By Christie Keulder
Is there a truly Namibian dish? One coherent collection of ingredients, prepared in combination and in a manner that most agree to as the best or the most appropriate, that we all enjoy frequently with loved ones and strangers alike, and that would stand out anywhere in the world to represent our nation and everything we stand for gastronomically.
Or are we still a fragmented culinary nation; a mere collection of relatively independent gastronomic entities, en route (perhaps) to mature statehood?
I would like to think that there is more to Namibian food than a collection of braai’ed (grilled) meats on a plate. But maybe I am overthinking the whole issue. Would a plate of braaivleis or kapana not be enough? Do we have to be that distinctive? Or are we special because we braai?
As a nation obsessed with meat cooked on an open fire, we are most certainly not unique.
Wherever there once had been a wild frontier, people will braai.
Wherever people would have reared livestock, they will braai.
Consider the gauchos (cowboys) of Argentina’s Pampas or Mongolian nomadic herders.
They all eat an enormous amount of braaivleis and their influence has spread far and wide throughout their nations to the extent that it is nearly impossible to cross a busy street in Buenos Aires without falling into a plate of asado.
Speaking of the Mongolians: They have at least two popular meat dishes that are cooked with hot stones: horhog and bodog.
To cook horhog, meat and vegetables are layered and cooked with hot stones in a large milk can.

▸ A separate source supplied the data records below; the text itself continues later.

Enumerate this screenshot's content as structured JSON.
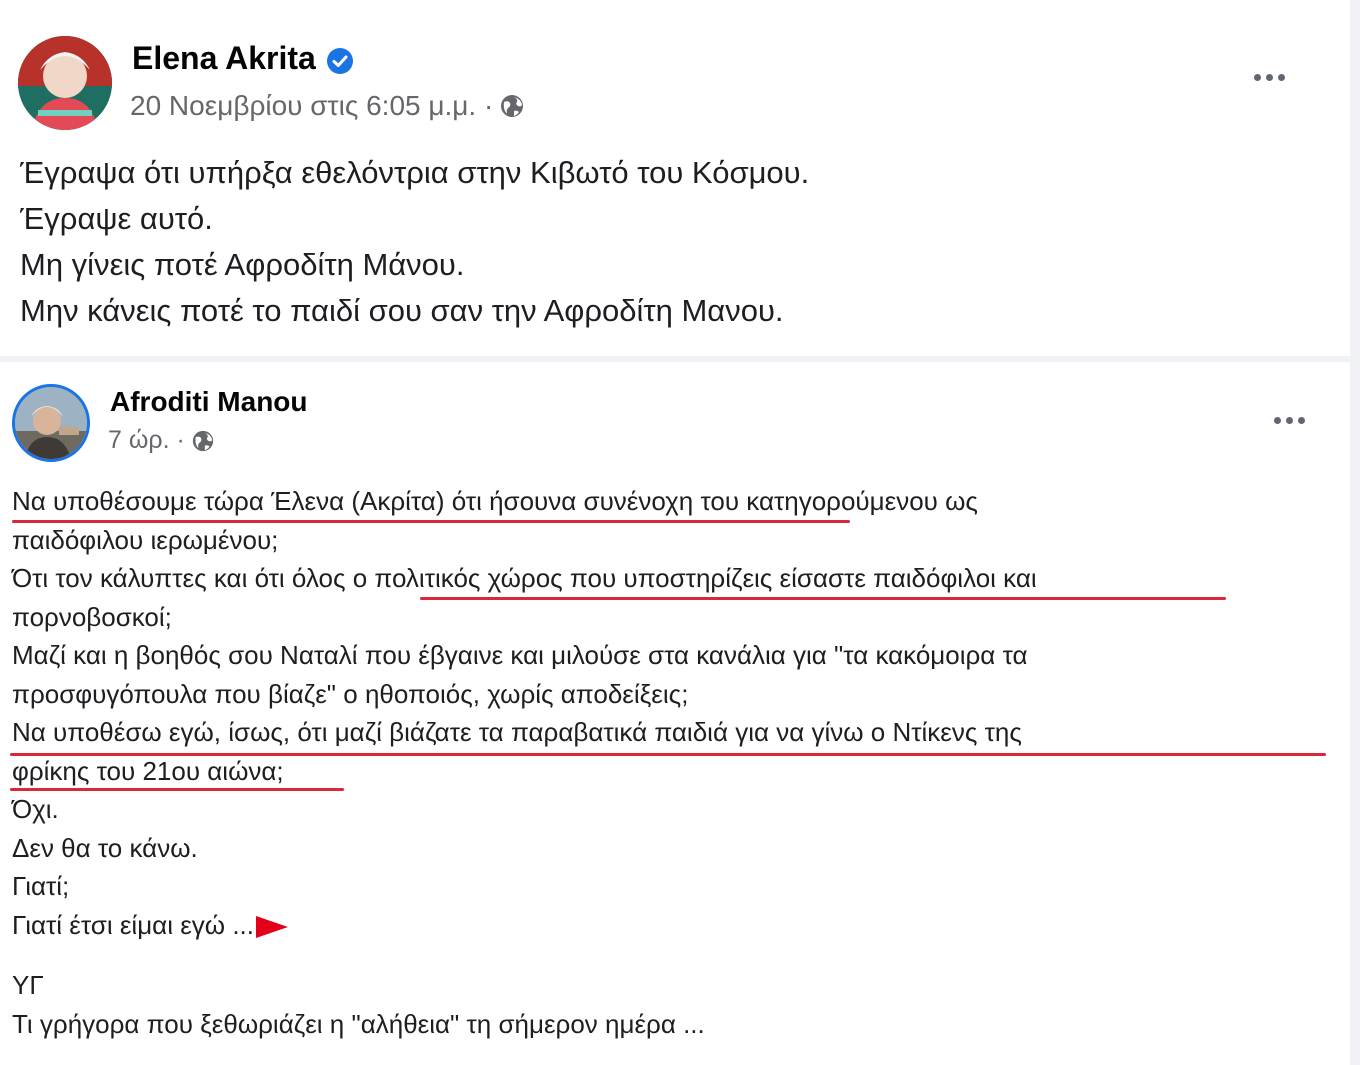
{
  "post1": {
    "author": "Elena Akrita",
    "verified": true,
    "timestamp": "20 Νοεμβρίου στις 6:05 μ.μ. ·",
    "audience_icon": "globe-icon",
    "menu_icon": "more-options-icon",
    "lines": [
      "Έγραψα ότι υπήρξα εθελόντρια στην Κιβωτό του Κόσμου.",
      "Έγραψε αυτό.",
      "Μη γίνεις ποτέ Αφροδίτη Μάνου.",
      "Μην κάνεις ποτέ το παιδί σου σαν την Αφροδίτη Μανου."
    ]
  },
  "post2": {
    "author": "Afroditi Manou",
    "timestamp": "7 ώρ. ·",
    "audience_icon": "globe-icon",
    "menu_icon": "more-options-icon",
    "lines": [
      "Να υποθέσουμε τώρα Έλενα (Ακρίτα) ότι ήσουνα συνένοχη του κατηγορούμενου ως",
      "παιδόφιλου ιερωμένου;",
      "Ότι τον κάλυπτες και ότι όλος ο πολιτικός χώρος που υποστηρίζεις είσαστε παιδόφιλοι και",
      "πορνοβοσκοί;",
      "Μαζί και η βοηθός σου Ναταλί που έβγαινε και μιλούσε στα κανάλια για \"τα κακόμοιρα τα",
      "προσφυγόπουλα που βίαζε\" ο ηθοποιός, χωρίς αποδείξεις;",
      "Να υποθέσω εγώ, ίσως, ότι μαζί βιάζατε τα παραβατικά παιδιά για να γίνω ο Ντίκενς της",
      "φρίκης του 21ου αιώνα;",
      "Όχι.",
      "Δεν θα το κάνω.",
      "Γιατί;",
      "Γιατί έτσι είμαι εγώ ..."
    ],
    "ps_lines": [
      "ΥΓ",
      "Τι γρήγορα που ξεθωριάζει η \"αλήθεια\" τη σήμερον ημέρα ..."
    ],
    "highlight_color": "#d8283a",
    "arrow_color": "#e3001b"
  }
}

The milk can is thus converted into a rustic pressure cooker.
For bodog, a whole goat is cooked in its skin with hot stones and a blowtorch. Here the skin serves as the pressure cooker and the blowtorch is used to remove the hair whilst the hot rocks on the inside cook the meat.
I can’t vouch that these are national dishes but they are distinctly Mongolian. Besides, I think cooking meat and vegetables with hot rocks in a milk can is just super cool!

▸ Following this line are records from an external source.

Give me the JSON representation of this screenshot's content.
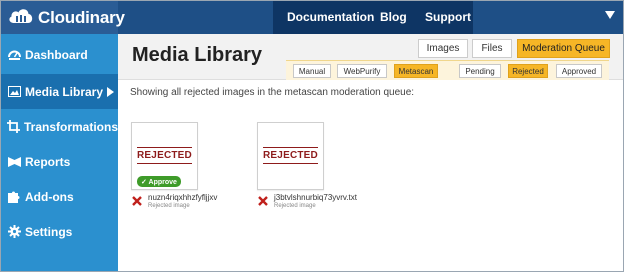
{
  "app": {
    "logo_text": "Cloudinary",
    "brand_color": "#1e4f86",
    "accent_color": "#f6b626"
  },
  "topnav": {
    "items": [
      "Documentation",
      "Blog",
      "Support"
    ],
    "dropdown_icon": "triangle-down-icon"
  },
  "sidebar": {
    "items": [
      {
        "label": "Dashboard",
        "icon": "dashboard-icon"
      },
      {
        "label": "Media Library",
        "icon": "media-library-icon",
        "active": true
      },
      {
        "label": "Transformations",
        "icon": "crop-icon"
      },
      {
        "label": "Reports",
        "icon": "reports-icon"
      },
      {
        "label": "Add-ons",
        "icon": "puzzle-icon"
      },
      {
        "label": "Settings",
        "icon": "gear-icon"
      }
    ]
  },
  "main": {
    "title": "Media Library",
    "tabs": [
      {
        "label": "Images",
        "active": false
      },
      {
        "label": "Files",
        "active": false
      },
      {
        "label": "Moderation Queue",
        "active": true
      }
    ],
    "moderation_types": [
      {
        "label": "Manual",
        "active": false
      },
      {
        "label": "WebPurify",
        "active": false
      },
      {
        "label": "Metascan",
        "active": true
      }
    ],
    "status_filters": [
      {
        "label": "Pending",
        "active": false
      },
      {
        "label": "Rejected",
        "active": true
      },
      {
        "label": "Approved",
        "active": false
      }
    ],
    "description": "Showing all rejected images in the metascan moderation queue:",
    "items": [
      {
        "stamp": "REJECTED",
        "approve_label": "✓ Approve",
        "filename": "nuzn4riqxhhzfyfljjxv",
        "status": "Rejected image",
        "status_icon": "reject-x-icon"
      },
      {
        "stamp": "REJECTED",
        "filename": "j3btvlshnurbiq73yvrv.txt",
        "status": "Rejected image",
        "status_icon": "reject-x-icon"
      }
    ]
  }
}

But be warned: This is a very rudimentary pressure cooker and if the lid is not properly secured, both food and cook may be laid to painful waste.
There is no shame in being an expert of cooking over an open fire.
The Argentinean chef Francis Mallmann is regarded as one of the world’s most innovative chefs and all he does is braai: All day and all night he stands by his fires and does it right.
Now that I think of it, he is much the same as my brother who by Namibian standards is by no means unique, there are many more.
Perhaps the problem is not that we do not have distinctive dishes, perhaps it is just that we do not know about them. They are not written down or widely available, and as a result they are not replicated beyond their immediate locality.
As far as I know, there are no historians or sociologists or anthropologists working on Namibian food or food−related matters.
I know of one young scholar who is in the process of writing up the history of beer and brewing in Namibia. But he is foreign and soon will return to pursue an academic career in his home country.
Much of what we as a nation cook, how we do it and how we combine it has not yet been recorded.
Only a few dishes are emerging as trendy ‘traditional Namibian fair’. Kapana and braaivleis lead the way and let us hope many more will follow.
It is however our duty to find inspiration in our local food and the ingredients and techniques with which we cook them. There is plenty of material to work with; we just need to commit to it.
I have dreaded writing this column the entire week because I could not think of any recipe to go with it. We are in the midst of a severe drought, plus it is almost winter so we have very little fresh Namibian ingredients available here in our nation’s capital to work with.
I have thus stuck with what we know: Meat.
And in a format we all appreciate: On a stick and grilled over an open fire.
But with a twist: A dipping sauce of beetroot and yogurt.
Why? Because if we are going to be a nation of kapana and braaivleis, we need to expand our repertoire.
Enjoy what would no doubt be a meat−filled weekend and be safe.
Lamb Sosaties with Mint Pesto and Beetroot and Yogurt Dip
8 Lamb sosaties, (choose your favorite kind marinade)
1 cup Fresh mint leaves
1/2 cup !Nara oil
2 tablespoons Parmesan cheese, Grated
2 medium Cloves Garlic
!Nara nuts , Shells removed and dry roasted until fragrant
Beetroot and Yogurt Dipping Sauce
225 grams Cooked or Bottled Beetroot
1/4 cup Greek yogurt
1 tablespoon Fresh coriander leaves, chopped
1 Cloves garlic, crushed
1 teaspoon Ground Cumin
1. To Make the Mint Pesto: Add all ingredients to a blender and blend into a smooth puree. Cover with plastic wrap and keep in the refrigerator until needed.
2. To Make the Beetroot and Yogurt Dipping Sauce: Add all ingredients to a kitchen blender and blend int a smooth puree. Cover with plastic wrap and keep in te refrigerator until needed.
3. Cook the sosaties over hot coals until just done. Transfer to a large wooden board or large platter and serve with dipping sauces and some fruits, sliced spring onion and radishes for garnish.